Фальк и Леви заплатили. Когда они вышли, шел дождь, и небо было черно; только газовое зарево города стояло, как красное облако над югом. Наемный экипаж уехал домой; им оставалось только поднять воротники и идти.
Они дошли только до кегельбана, когда услыхали страшный крик.
— Проклятие! — звучало над их головами; и теперь они увидели Борга, качающегося на одной из верхних веток липы. Ветвь согнулась почти до земли, затем поднялась и описала огромную дугу.
— О, это поразительно! — воскликнул Леви. — Это немыслимо!
— Какой безумец, — улыбнулся Струвэ, гордясь своим протеже.
— Сюда, Исаак, — ревел Борг наверху, в воздухе, — сюда, жиденок, я хочу занять у тебя немного денег!
— Сколько ты хочешь? — спросил Леви и замахал бумажником.
— Я никогда не занимаю меньше пятидесяти.
В следующее мгновение Борг соскочил с дерева и засунул бумажку в карман.
Потом он снял пальто.
— Надень его опять! — сказал Струвэ повелительно.
— Что ты говоришь? Мне надеть его опять? Как? Ты приказываешь? Может быть, ты хочешь драться со мной?
При этом он хлопнул шляпой о ствол дерева так, что она разорвалась, снял фрак и жилет и предоставил дождю лить на рубашку.
— Подходи, сволочь, будем драться!
Он обхватил Струвэ и отступил с ним так, что оба полетели в ров.

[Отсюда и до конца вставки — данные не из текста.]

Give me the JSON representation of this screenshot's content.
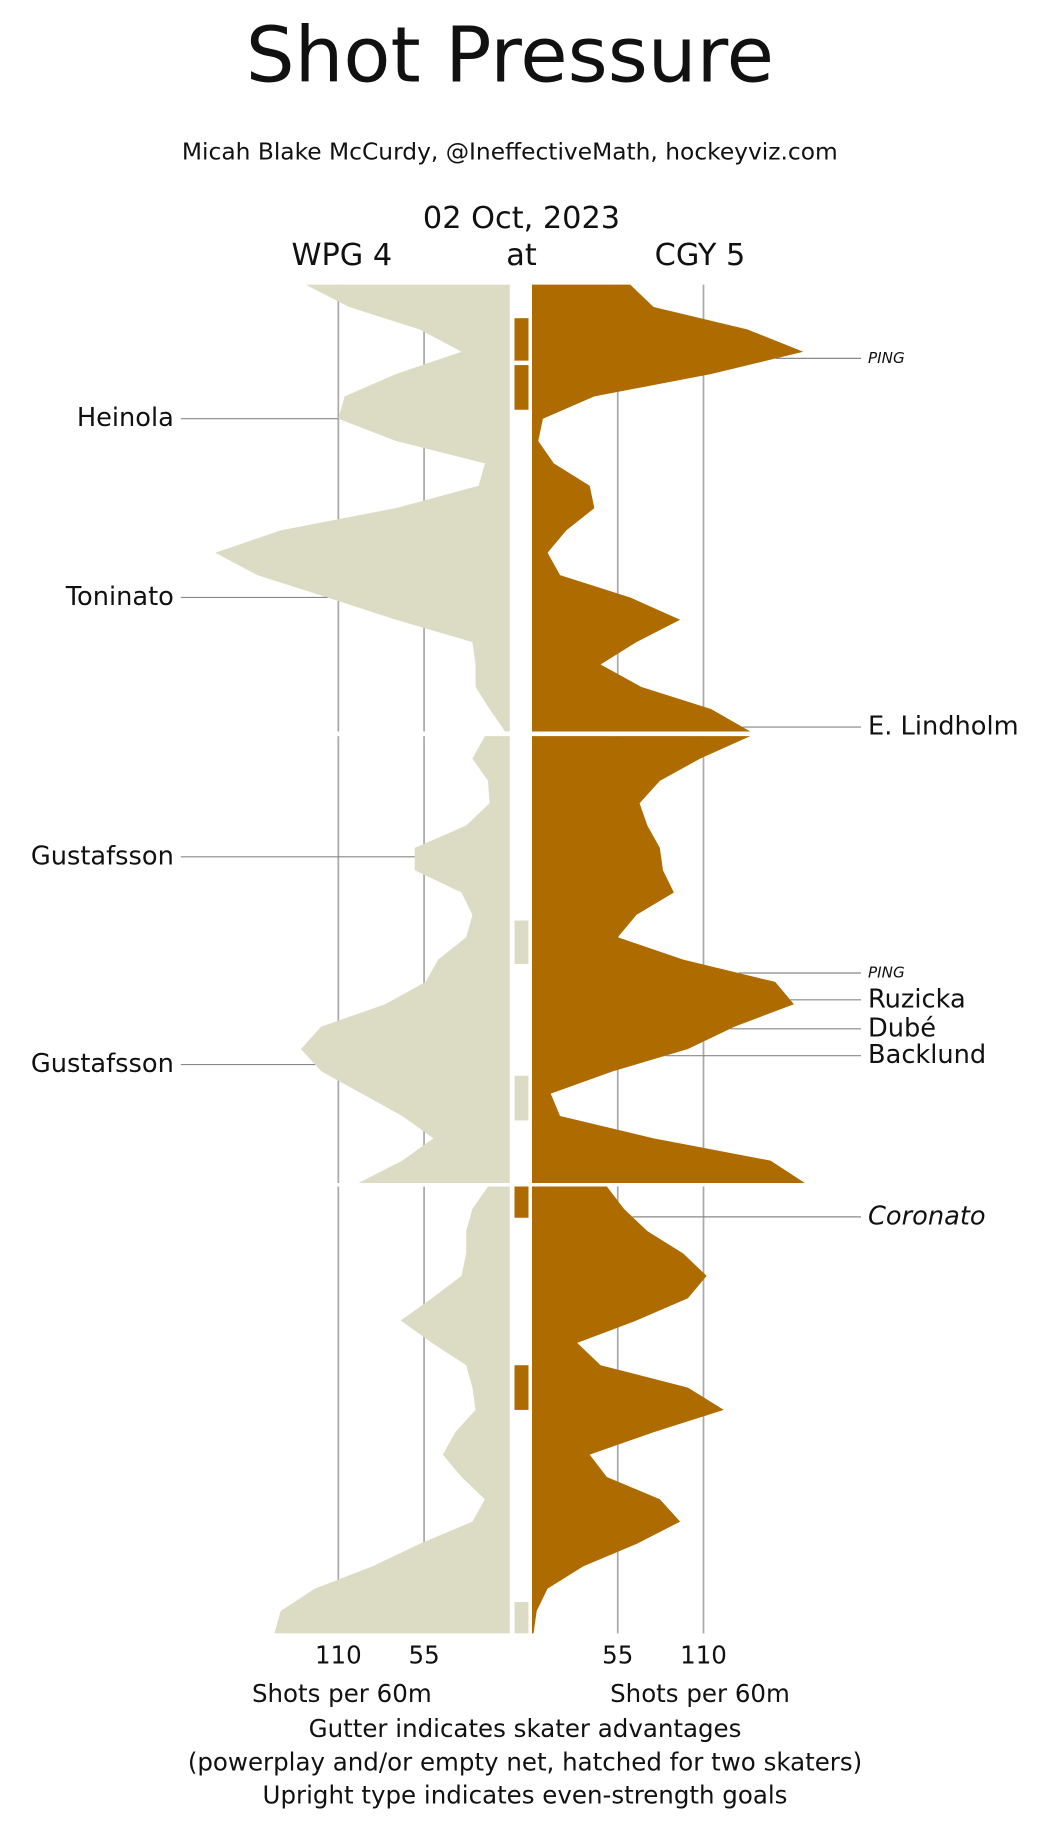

Фальк поспешил отправиться в город. Долго еще слышал он позади себя взрывы смеха и крики Леви: «Это божественно, это поразительно!» И крики Борга: «Предатель! Предатель!»
XX
Часы в ресторане при ратуше в X—кепинге прогремели семь раз в один октябрьский вечер, когда в дверь вошел директор городского театра. Он выглядел сияющим, как может сиять жаба, плотно поевшая; он был рад, но мускулы его лица не привыкли к таким движениям, они стягивали кожу в беспокойные складки и еще более уродовали его ужасную внешность. Он милостиво поздоровался с маленьким иссохшим хозяином, стоявшим за стойкой и считавшим посетителей.
— Wie steht's? — крикнул директор по-немецки, — говорить он давно уже отвык.
— Schönen Dank! — ответил хозяин тоже по-немецки.
Так как запас немецкого у обоих вышел, то они перешли на шведский.
— Ну, что скажете о малом, о Густаве? Разве он не был прекрасен в роли дона Диего? А? Я думаю, что могу создавать актеров? Что?